Aula da Filosofia da Arte de 22/09/2014

sexta-feira, 26 de setembro de 2014

Patologia

A patologia é artificiosa, usa de artimanhas indecifráveis. Ela derrama o véu de maya sobre o mundo e ele se torna sôfrego e IMPLACÁVEL. Como acordar? É preciso se submeter?

Mas, ao se submeter, não se acorda. Que dilema!!! Há um mundo REAL. É preciso enfrentá-lo. Mas, a doença não deixa. Mas, a doença não é real. É patológica. Não há meios: precisamos lançar mão da evolução e, por conseguinte, da medicina.

Mas, a medicina não é o remédio único, ela é o remédio geral e não se aplica a TODOS os casos. Nem sempre, ininterruptamente.
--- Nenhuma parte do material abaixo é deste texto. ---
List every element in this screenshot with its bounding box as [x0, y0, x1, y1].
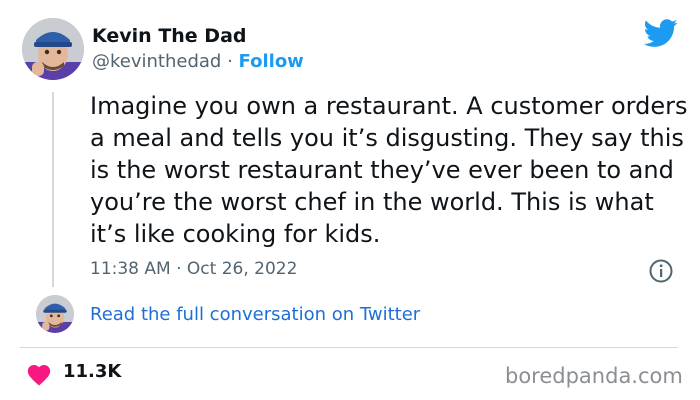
reply-avatar[interactable] [36, 295, 74, 333]
thread-line [52, 92, 54, 287]
author-handle[interactable]: @kevinthedad [92, 51, 221, 72]
tweet-timestamp[interactable]: 11:38 AM · Oct 26, 2022 [90, 259, 297, 279]
handle-row: @kevinthedad · Follow [92, 51, 304, 72]
divider [20, 347, 678, 348]
tweet-text: Imagine you own a restaurant. A customer… [90, 92, 688, 248]
handle-separator: · [227, 51, 233, 72]
twitter-bird-icon[interactable] [643, 16, 678, 50]
read-conversation-link[interactable]: Read the full conversation on Twitter [90, 304, 420, 325]
heart-icon[interactable] [26, 362, 52, 386]
author-avatar[interactable] [22, 18, 84, 80]
like-count: 11.3K [63, 361, 122, 382]
watermark: boredpanda.com [505, 364, 683, 388]
display-name[interactable]: Kevin The Dad [92, 25, 247, 47]
info-icon[interactable] [648, 258, 674, 284]
follow-link[interactable]: Follow [239, 51, 304, 72]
É preciso saber a dose certa: é preciso parar!!!

Há um desconhecido, fruto da imaginação. Mas, ele só vale no sonho. O mundo é REAL. Deixemos a patologia para o sonho. É bom, porque acorda-se. Mas, também é preciso dormir tranquilo...

Mas, a patologia vem de algo marcado. Algo que CHEGOU até nós. Ou mesmo algo que produzimos. Mas, a patologia é algo real agora, mesmo que tenha sido CRIADA no passado. Importa descobrir? Qual o sentido da vida?

Mistério!!!

Faremos força para descobrir ou vamos vivendo? A vida é sempre um fardo porque é imprevisível. Queremos descobrir? A vida é um gozo, um jogo. Descobre-se uma coisa, mas não se descobre tudo. Então... Tanto faz!!!

Mas,tem sempre uma patologia no mundo (no mundo da cabeça do homem, porque o mundo é uma coisa que está aí). Cura-se uma e ganha-se outra. Certamente é preciso viver melhor. Superar medos e domar a ansiedade. Mas, calma!!! Existe um ponto de limite. Dele não se passa. O limite existe acima e abaixo. Estabilidade, esse é o segredo.

Algo assusta. Buscamos associações. Não sejamos detetives, sejamos vivos. Viventes.

Porque a patologia não se cura falando. Ao falar se representa, a essência é perdida. Há influências. Nos curamos vivendo. A segurança está dentro de nós. O falar quebra tudo porque tem intenção. E não se pode equiparar um pensamento a um fato. Fatos acontecem. Pensamentos perturbam.

O roteiro não é meu. Vomitado durante Freud, além da alma.

domingo, 21 de setembro de 2014

Há muito por fazer

Não podia passar sem uma reflexão o contato com a arte de Bergman. Através de um espelho desnuda o interior e o conflito da experiência familiar e nos envolve em um quadro psíquico intenso. Se Karin sofre de transtorno que a projeta em uma outra realidade, a proximidade da família revela o desejo de felicidade. Sua delicadeza liga três homens: pai, irmão e esposo. A patologia que sobre ela incide covardemente, embaralha suas metas.

Mas Karin quer fazer. Ela luta. Nós lutamos. O que nos move? O que é possível fazer? O mar, o escuro, o vento e o barulho das ondas. Uma ilha, férias. Gritos de pássaros ao longe e perto. Melancolia. Karin quer fazer. Mas o que ela pode fazer? A doença destrói o que nos diferencia: a consciência, razão, sobriedade. A doença que chega sorrateira rouba-lhe a autonomia.

No momento de crise: controle. Tranquilizantes. Invasão. Ela sente e eu sinto. Ela não chora, eu choro. Ela não sabe ou sabe demais naquele momento? Eu sei que ali algo se vai, a maneira com que lidamos com a doença é bruta. Pedro soube, meu pai sabe. A crise vem, VEM, crescendo... ABOCANHA!!!

Mas Karin quer fazer. Ela quer fazer algo PARA o outro. Mas como?? O que fazer?